Director of the Forestry Department Tran Quang Bao informed that in October 2020, Vietnam signed an emission reduction payment agreement for 6 provinces in the North Central region with the World Bank (WB), Vietnam will transfer to WB 10.3 million tons, at a price of 5 USD/ton and 95% of this amount will be counted as Nationally Determined Contributions (NDC) contribution. To date, legal procedures and preparations have been ready and the World Bank has transferred 80% of the total funding to Vietnam, equivalent to 41.2 million USD.
At COP26 in Glasgow, Emergent and the Ministry of Agriculture and Rural Development of Vietnam (MARD) signed a Letter of Intent (“LOI”) under which they agreed to initiate negotiations of an emission reduction purchase agreement ("ERPA") for Vietnam to supply jurisdictional REDD+ credits to the LEAF Coalition.

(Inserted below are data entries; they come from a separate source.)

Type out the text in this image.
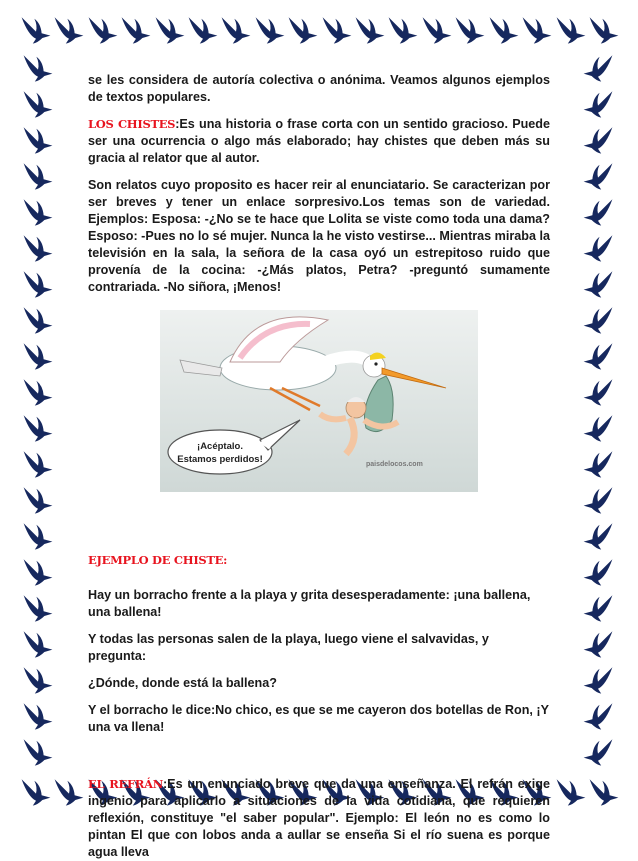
se les considera de autoría colectiva o anónima. Veamos algunos ejemplos de textos populares.

LOS CHISTES:Es una historia o frase corta con un sentido gracioso. Puede ser una ocurrencia o algo más elaborado; hay chistes que deben más su gracia al relator que al autor.

Son relatos cuyo proposito es hacer reir al enunciatario. Se caracterizan por ser breves y tener un enlace sorpresivo.Los temas son de variedad. Ejemplos: Esposa: -¿No se te hace que Lolita se viste como toda una dama? Esposo: -Pues no lo sé mujer. Nunca la he visto vestirse... Mientras miraba la televisión en la sala, la señora de la casa oyó un estrepitoso ruido que provenía de la cocina: -¿Más platos, Petra? -preguntó sumamente contrariada. -No siñora, ¡Menos!

¡Acéptalo.
Estamos perdidos!	paisdelocos.com

EJEMPLO DE CHISTE:

Hay un borracho frente a la playa y grita desesperadamente: ¡una ballena, una ballena!

Y todas las personas salen de la playa, luego viene el salvavidas, y pregunta:

¿Dónde, donde está la ballena?

Y el borracho le dice:No chico, es que se me cayeron dos botellas de Ron, ¡Y una va llena!

EL REFRÁN:Es un enunciado breve que da una enseñanza. El refrán exige ingenio para aplicarlo a situaciones de la vida cotidiana, que requieren reflexión, constituye "el saber popular". Ejemplo: El león no es como lo pintan El que con lobos anda a aullar se enseña Si el río suena es porque agua lleva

Accordingly, Vietnam aims to sell 5.15 mtCO2e to the LEAF Coalition at a guaranteed floor price of USD 10 per tCO2e between 2022 and 2026. Such emission reductions are expected to be generated from 4.26 million ha of forest, including 3.24 million ha of natural forest and 1.02 million ha of plantation forest, in the Central Highlands and the Southern Central Coast regions.

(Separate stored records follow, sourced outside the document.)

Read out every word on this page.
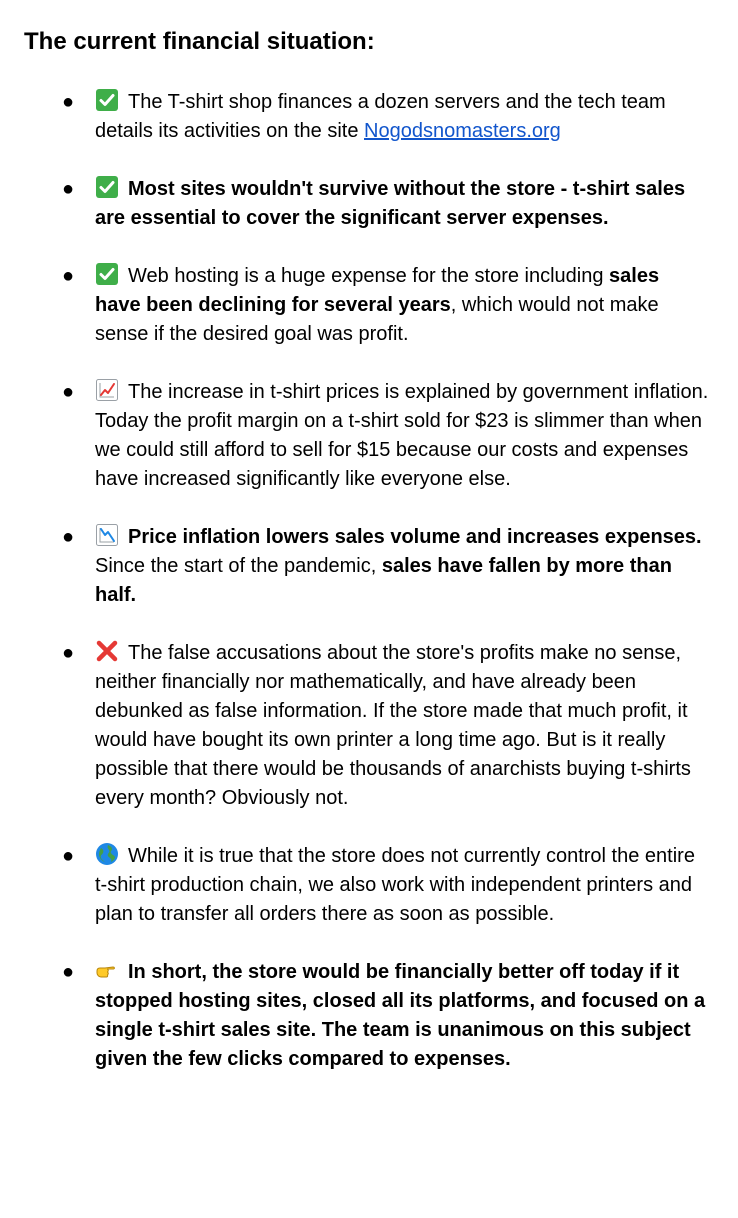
The current financial situation:
●	The T-shirt shop finances a dozen servers and the tech team details its activities on the site Nogodsnomasters.org
●	Most sites wouldn't survive without the store - t-shirt sales are essential to cover the significant server expenses.
●	Web hosting is a huge expense for the store including sales have been declining for several years, which would not make sense if the desired goal was profit.
●	The increase in t-shirt prices is explained by government inflation. Today the profit margin on a t-shirt sold for $23 is slimmer than when we could still afford to sell for $15 because our costs and expenses have increased significantly like everyone else.
●	Price inflation lowers sales volume and increases expenses. Since the start of the pandemic, sales have fallen by more than half.
●	The false accusations about the store's profits make no sense, neither financially nor mathematically, and have already been debunked as false information. If the store made that much profit, it would have bought its own printer a long time ago. But is it really possible that there would be thousands of anarchists buying t-shirts every month? Obviously not.
●	While it is true that the store does not currently control the entire t-shirt production chain, we also work with independent printers and plan to transfer all orders there as soon as possible.
●	In short, the store would be financially better off today if it stopped hosting sites, closed all its platforms, and focused on a single t-shirt sales site. The team is unanimous on this subject given the few clicks compared to expenses.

The South Central and Central Highlands regions with a total forest area of about 4.29 million hectares (natural forests 3.16 million hectares; planted forests 1.13 million hectares) account for over 29% of the country's forest area and are of considerable importance. To implement the LEAF initiative, forest resources and biodiversity have been selected in particular.
Mr. Le Thanh Son, Deputy Director of the Department of Agriculture and Rural Development of Binh Thuan province, disclosed that Binh Thuan is one of eleven provinces anticipated to implement the ERPA Agreement within the framework of cooperation between Vietnam and the LEAF Alliance. Consequently, Binh Thuan province is very concerned with the management, protection, and development of the province's forests, and the province has integrated the preparation of REDD+ activities into the management, protection, and development of the province's forests.
"This is a requirement for the province of Binh Thuan to demonstrate its readiness to participate in carbon market-related programs when implemented at all levels. With a relatively large natural forest area of more than 296 thousand hectares, participating in trading to reduce emissions through carbon credits will bring an important source of funding for the province to continue investing in management and forest protection and development; contributing to improving the lives and livelihoods of ethnic minority households in particular, and households living in close proximity to forests in general; and sharing and reducing pressure on local investors.
Mr. Vu Dinh Cuong, director of the Forest Protection Department for the province of Lam Dong, expressed some difficulties in implementing the emission reduction program in Vietnam during the workshop. Mr. Cuong noted that results-based compensation for forest environmental services in the province has not yet manifested due to the REDD+ mechanism's additional requirements and barriers.
In addition, despite efforts to strengthen the capacity of international organizations, the REDD+ mechanism continues to involve a number of complex forest governance issues. Consequently, the management department's capacity to respond to reception and implementation is hampered by numerous obstacles. Participating parties must continue to exert greater effort toward integrating REDD+ content and integrating it into the forest sector policy system, as well as achieving other socioeconomic objectives.
Mr. Cuong proposed that the Ministry and its subdivisions continue to support the province in connecting international cooperation projects and programs to mobilize support for technical and financial resources to continue implementation in order to complete the emission reduction factors in accordance with the road map.